Drinovz remembers thinking "you've got to be kidding, what am I doing here?" Not long after Drinovz remembers the shift supervisor happening to drive by and saying something on the radio. "The officer I was with woke up and the rest of the night was spent on the road – a routine Friday night."
Getting to that first shift was fairly easy for Drinovz. "I showed up at the front counter wearing nice clothing. The sergeant in charge of the program looked me over and took some basic information. A few days later I was at the monthly training session and then out on the road."
Today, Delta reserve constables fill out the same questionnaires, have the same background and security checks and take the same polygraph as regular members. "Ninety nine per cent of our reserves want to be a regular member so we do the same checks because we need to ensure they have the highest integrity and meet the same moral and ethical standards," Sernoski noted. They are required to take five months (90 hours) of classroom and practical training before they get to the road.
After successfully completing their training they are issued body armour and everything members carry on their duty belt except a firearm – a far cry from 30 plus years ago. "We didn't have much equipment," Drinovz recalled. "Just a simple uniform, a nylon jacket, handcuffs, a flashlight and a note book."
"They are committed," Drinovz said. "They invest in their work, volunteer experience and are excellent candidates for regular members."
Drinovz recalls "as a new police officer it was just you, the bad guy, your note book and finger prints. You could get a blood type but there was a lot more emphasis on investigation and interviewing skills – interviewing was a big part of an investigation."
Over the years policing has become more sophisticated but no less dangerous. "In my day it was rare for an officer to come across a handgun." notes Drinovz. "Today our officers could encounter a suspect with a gun any day of the week."
Drinovz took on the responsibility of coordinating the reserve program when he was promoted to corporal in 1990. "I took my duties seriously and worked hard to improve the program," he recalled.

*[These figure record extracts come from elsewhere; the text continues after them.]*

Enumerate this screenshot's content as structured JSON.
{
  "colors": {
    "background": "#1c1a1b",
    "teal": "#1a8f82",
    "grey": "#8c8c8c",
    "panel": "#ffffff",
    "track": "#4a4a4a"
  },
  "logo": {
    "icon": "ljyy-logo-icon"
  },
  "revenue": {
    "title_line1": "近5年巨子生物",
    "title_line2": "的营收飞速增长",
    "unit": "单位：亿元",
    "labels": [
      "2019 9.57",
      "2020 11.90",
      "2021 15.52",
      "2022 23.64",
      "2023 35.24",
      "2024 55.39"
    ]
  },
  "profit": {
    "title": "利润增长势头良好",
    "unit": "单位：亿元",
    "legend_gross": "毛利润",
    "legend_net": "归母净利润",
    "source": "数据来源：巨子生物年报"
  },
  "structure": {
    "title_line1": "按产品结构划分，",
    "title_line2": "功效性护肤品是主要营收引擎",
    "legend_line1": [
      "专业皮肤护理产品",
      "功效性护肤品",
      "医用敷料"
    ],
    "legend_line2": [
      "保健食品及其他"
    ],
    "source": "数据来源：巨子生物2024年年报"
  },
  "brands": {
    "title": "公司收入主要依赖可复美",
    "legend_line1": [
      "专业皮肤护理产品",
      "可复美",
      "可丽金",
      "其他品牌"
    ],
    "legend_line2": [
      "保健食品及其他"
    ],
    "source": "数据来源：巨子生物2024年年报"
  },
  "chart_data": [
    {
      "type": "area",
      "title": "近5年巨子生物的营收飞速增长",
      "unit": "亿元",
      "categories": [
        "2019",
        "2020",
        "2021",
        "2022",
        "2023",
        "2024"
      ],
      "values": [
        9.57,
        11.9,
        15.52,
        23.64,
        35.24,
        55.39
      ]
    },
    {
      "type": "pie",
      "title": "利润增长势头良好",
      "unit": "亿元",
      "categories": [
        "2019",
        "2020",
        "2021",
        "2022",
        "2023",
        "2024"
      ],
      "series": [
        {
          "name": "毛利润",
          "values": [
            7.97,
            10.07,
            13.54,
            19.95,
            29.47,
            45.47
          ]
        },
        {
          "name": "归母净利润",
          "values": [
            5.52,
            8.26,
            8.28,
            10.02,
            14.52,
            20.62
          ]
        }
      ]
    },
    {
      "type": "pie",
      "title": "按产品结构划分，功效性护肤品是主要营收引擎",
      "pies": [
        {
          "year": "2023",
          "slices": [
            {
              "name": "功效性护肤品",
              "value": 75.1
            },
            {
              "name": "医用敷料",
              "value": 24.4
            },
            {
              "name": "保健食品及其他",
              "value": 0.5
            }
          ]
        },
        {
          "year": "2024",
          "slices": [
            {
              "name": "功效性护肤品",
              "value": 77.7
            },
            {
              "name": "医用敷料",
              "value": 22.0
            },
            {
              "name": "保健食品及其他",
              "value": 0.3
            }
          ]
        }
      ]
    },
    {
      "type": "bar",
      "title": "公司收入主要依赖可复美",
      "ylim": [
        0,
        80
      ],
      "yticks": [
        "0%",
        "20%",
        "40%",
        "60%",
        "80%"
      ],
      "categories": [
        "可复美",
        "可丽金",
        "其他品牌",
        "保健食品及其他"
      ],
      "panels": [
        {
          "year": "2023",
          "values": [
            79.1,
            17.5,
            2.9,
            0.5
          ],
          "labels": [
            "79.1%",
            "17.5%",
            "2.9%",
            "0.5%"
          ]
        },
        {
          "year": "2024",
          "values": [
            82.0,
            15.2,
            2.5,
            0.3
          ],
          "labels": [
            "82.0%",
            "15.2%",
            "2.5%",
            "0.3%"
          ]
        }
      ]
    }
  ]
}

New provincial funding in the early 90s bolstered the program and it has never looked back. In the early 2000s Drinovz recalls other departments having issues with their programs and Delta became one of the few to continue allowing reserves to ride along in patrol vehicles. "We were one of the last ones standing. Later other departments began reviving old programs but we were able to remain fully operational."
Back when he was a reserve officer, Drinovz never thought he'd be a deputy chief, never mind the first deputy in charge of administration. "I just wanted to do operational police work. Being a road constable or on the ERT was living the dream.. but it's been a highly fulfilling career."
For a couple of guys from East Vancouver, the journey to second in command has been a rewarding experience.
"It's an honour to be part of a legacy where so many have served over the past 125 years in keeping Delta a safe place to live, work and raise families," Drinovz said.